We have seen lvremove of thin snapshots sometimes minutes,
even ~20 minutes before.
So that means blocking IO to other devices in that pool
(e.g. the typically currently in-use "origin") for minutes.

That was, iirc, with ~10 TB origin, mostly allocated,
tens of "rotating" snapshots, 64k chunk size,
and considerable random write change rate on the origin.
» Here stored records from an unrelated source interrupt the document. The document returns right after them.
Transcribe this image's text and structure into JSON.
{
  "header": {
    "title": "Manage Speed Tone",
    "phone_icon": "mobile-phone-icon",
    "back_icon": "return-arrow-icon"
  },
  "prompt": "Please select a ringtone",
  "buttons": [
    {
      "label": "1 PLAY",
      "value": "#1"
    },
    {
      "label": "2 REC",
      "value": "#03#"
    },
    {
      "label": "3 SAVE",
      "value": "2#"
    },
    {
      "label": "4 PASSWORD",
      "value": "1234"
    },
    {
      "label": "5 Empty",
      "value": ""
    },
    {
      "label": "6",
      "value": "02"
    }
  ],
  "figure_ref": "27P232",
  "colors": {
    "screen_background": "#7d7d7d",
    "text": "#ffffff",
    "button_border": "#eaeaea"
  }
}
I'd like to propose a different approach for lvremove of thin devices
(using "made up terms" instead of the correct device mapper vocabulary,
because I'm lazy):
on lvremove of a thin device, take all the locks you need,
even if that implies blocking IO to other devices,
BUT
then don't do all the "delete" right there while holding those
locks, but convert the device into a "i-am-currently-removing-myself"
target, and release all the locks. That should be fast (enough).

Then this "i-am-currently-removing-myself" target would have its .open()
return some error, so it cannot even be opened anymore (or something
with similar effect), start some kernel thread that does the actual
"wipe" and "unref/unmap" from the tree and all that stuff "in the
background", using much finer granular temporary locking for each
processed region.

If that then takes 20 minutes, someone may still care, but at least it
does not block IO to the other active devices in the pool.

Or is something like this already going on?

	Lars Ellenberg